Lymphokine(s) from isolated T lymphocyte subpopulations support multilineage hematopoietic colony and megakaryocytic colony formation

Conditioned medium derived from peripheral mononuclear low-density cells stimulated with phytohemagglutinin (PHA) supports the growth of noncommitted hematopoietic progenitors from marrow and peripheral blood cells. These immature progenitors (CFU-GEMM) can be identified in culture as multilineage hematopoietic colonies containing erythroblasts, eosinophilic, basophilic and neutrophilic granulocytes, megakaryocytes, macrophages, and T and B lymphocytes. In this report, we describe the effect of lymphokines released from purified T lymphocyte preparations of helper (T4) and suppressor/cytotoxic (T8) phenotype derived from peripheral blood on the growth of multilineage hematopoietic colonies and megakaryocytic colonies.
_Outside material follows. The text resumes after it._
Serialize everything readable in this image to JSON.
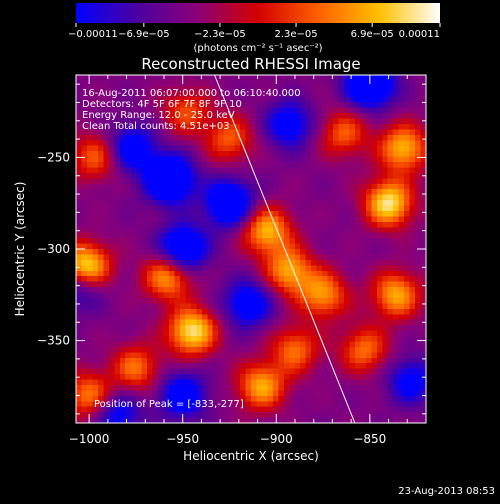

It was found that PHA-stimulated lymphocytes of T4 phenotype and, to a lesser extent, of T8 phenotype elaborate lymphokine(s) that support the growth and development of multilineage colonies (CFU-GEMM), granulopoietic colonies (CFU-C), erythroid bursts (BFU-E) and megakaryocytic colonies (CFU-M) by nonadherent and T cell-depleted bone marrow cells.